Minyak Urut Cula Badak

Resonansi

October 17, 2025

Jon Afrizal

Zun (wadah anggur) perunggu berbentuk badak, dengan desain awan bertatahkan emas dan perak, dari Dinasti Han Barat. Ditemukan di Xingping, Provinsi Shaanxi, 1963. (credits: Wiki Commons)

AKU adalah penjelajah alam. Sejak kecil.

Selepas pulang sekolah, waktuku lebih banyak ku habiskan di luar rumah. Tepatnya di semak belukar yang berada di belakang rumah kami.

Ibu dan bapakku adalah pegawai negeri. Dari pagi mereka rutin pergi ke kantor, dan akan pulang ketika sore hari.

Sepanjang persekolahan, belajar dan ceramah guru, terkadang, sangat tidak menarik sekali. Terlebih jika jarum jam di arloji di lengan tangan kananku telah menunjukan angka 11.

Pikiranku sangat sibuk. Sebut saja itu adalah imajinasi, atau apapunlah istilah yang engkau berikan untuk tingkah polah anak yang berusia 10 tahun ini.

Aku berpikir, atau mungkin berhayal tentang outdoor yang sangat menantang. Tentang bagaimana alam yang sesungguhnya.

Pengetahuan yang kadang ku dapat dari buku-buku komik, buku cerita dan bahkan dari buku-buku ilmu pengetahuan alam.

Setelah lonceng sekolah berdentang keras di pukul berkali-kali, tanda waktunya untuk pulang. Itu artinya, aku dapat bebas berkegiatan outdoor. Sendirian.

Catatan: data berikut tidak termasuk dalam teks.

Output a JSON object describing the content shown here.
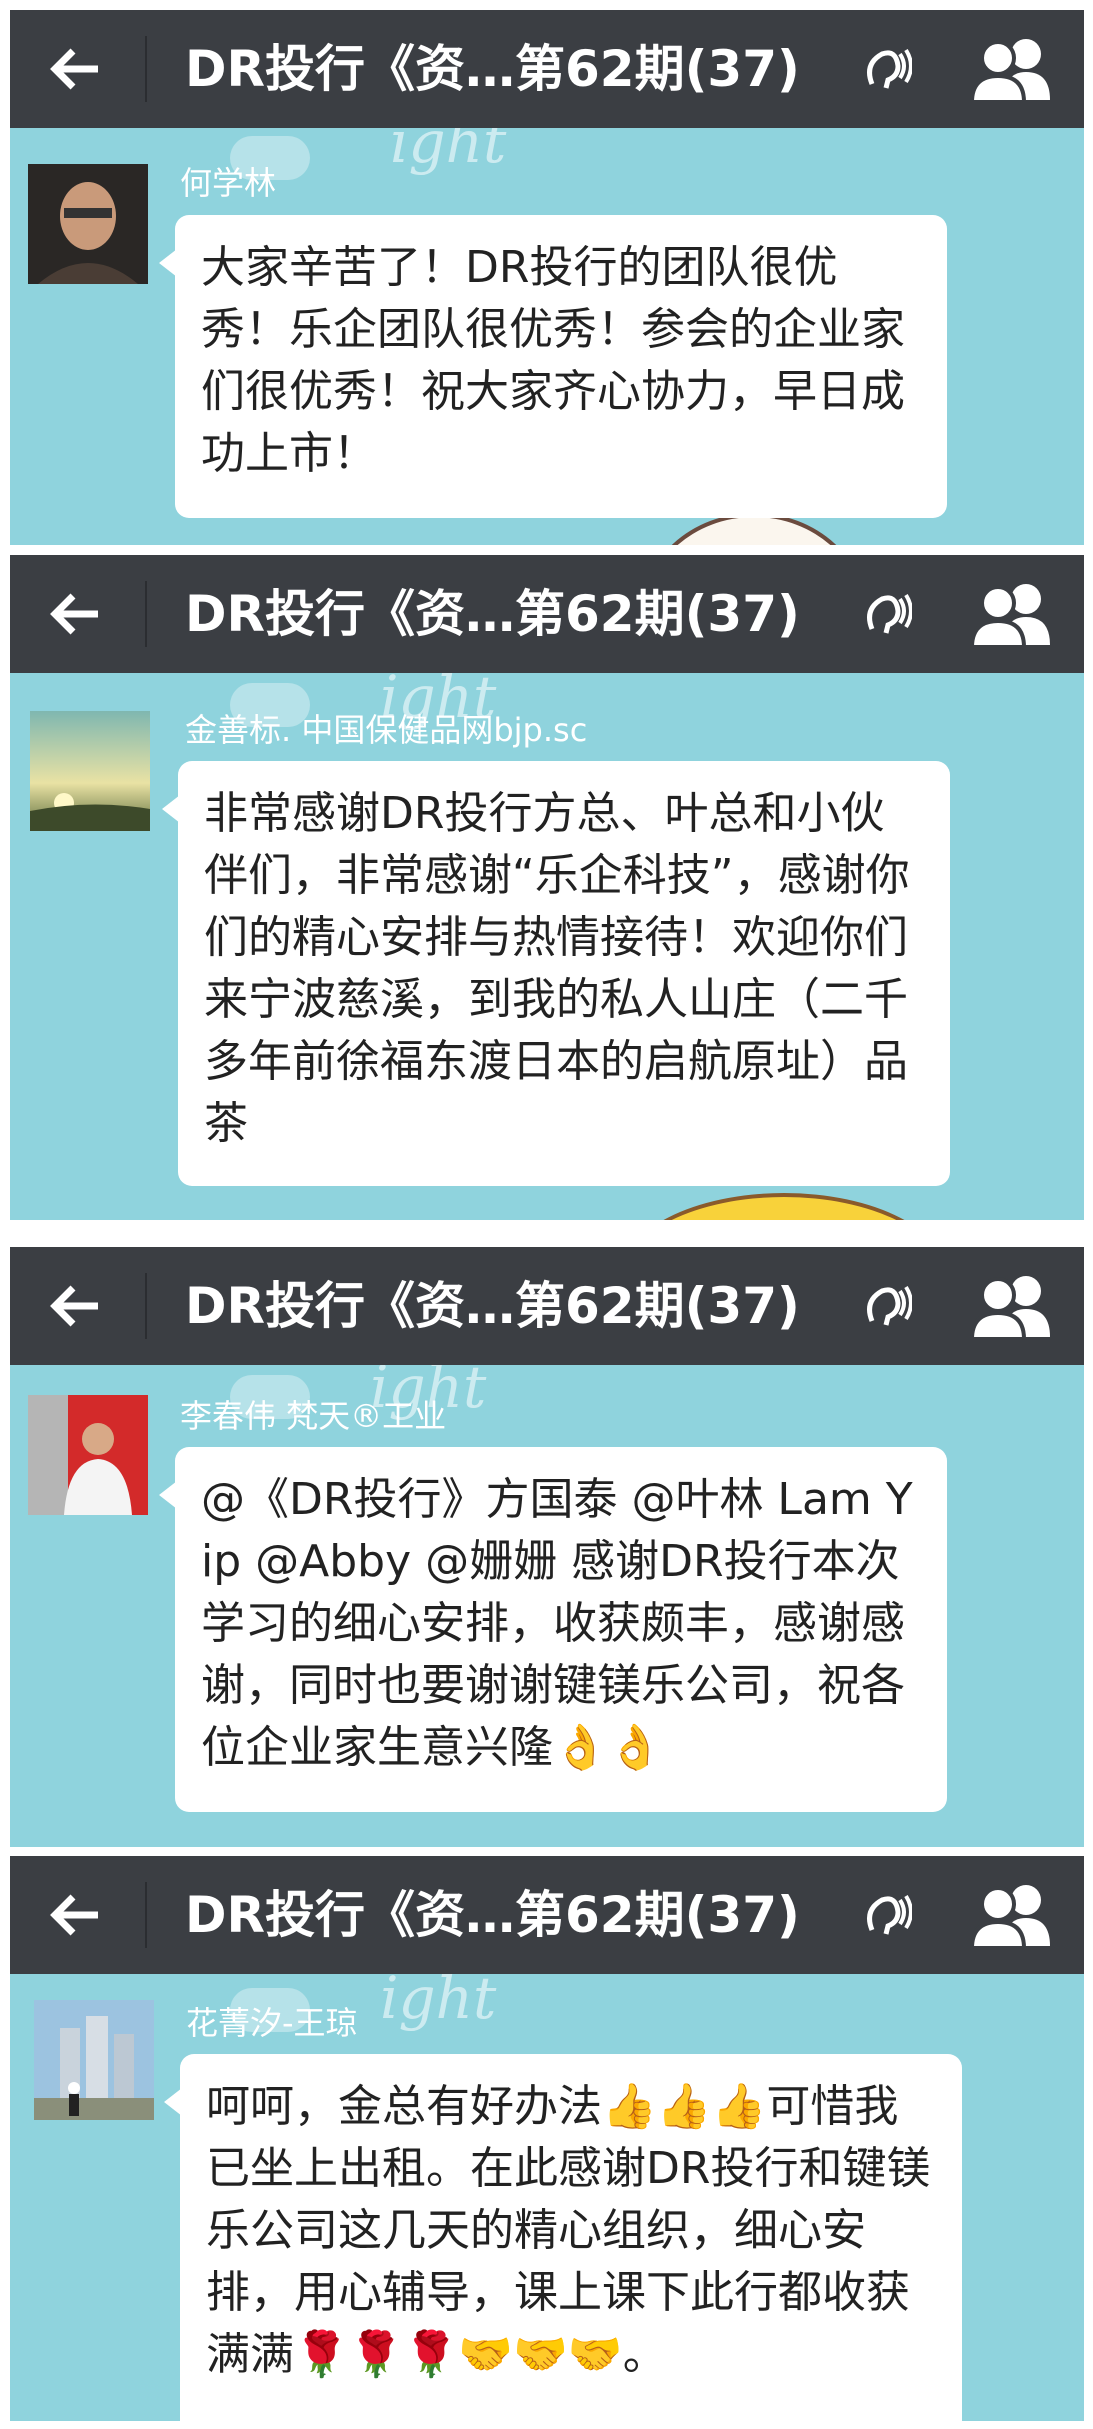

Tak berapa jauh dari rumah keluarga kami, terdapat sebuah anak sungai. Airnya, memang, mengalir jernih. Tapi, kadang, ada juga orang yang mengotorinya dengan membuang sampah rumah tangga ke sungai kecil ini.

Karikatur Rhino. (credits: Freepik)

Aku sangat menyukai lingkup sungai kecil ini. Kiri kanannya dipenuhi pepohonan yang rimbun. Sesekali, aku melihat ular daun bergerak di antara dedaunan.

Binatang melata yang mengandung unsur: menggelikan, menjijikan dan menyeramkan.

Aku pernah mendengar cerita seseorang yang sedang menebang pohon. Tetapi ketika ditebang, pohon itu mengeluarkan darah segar dan berbau amis.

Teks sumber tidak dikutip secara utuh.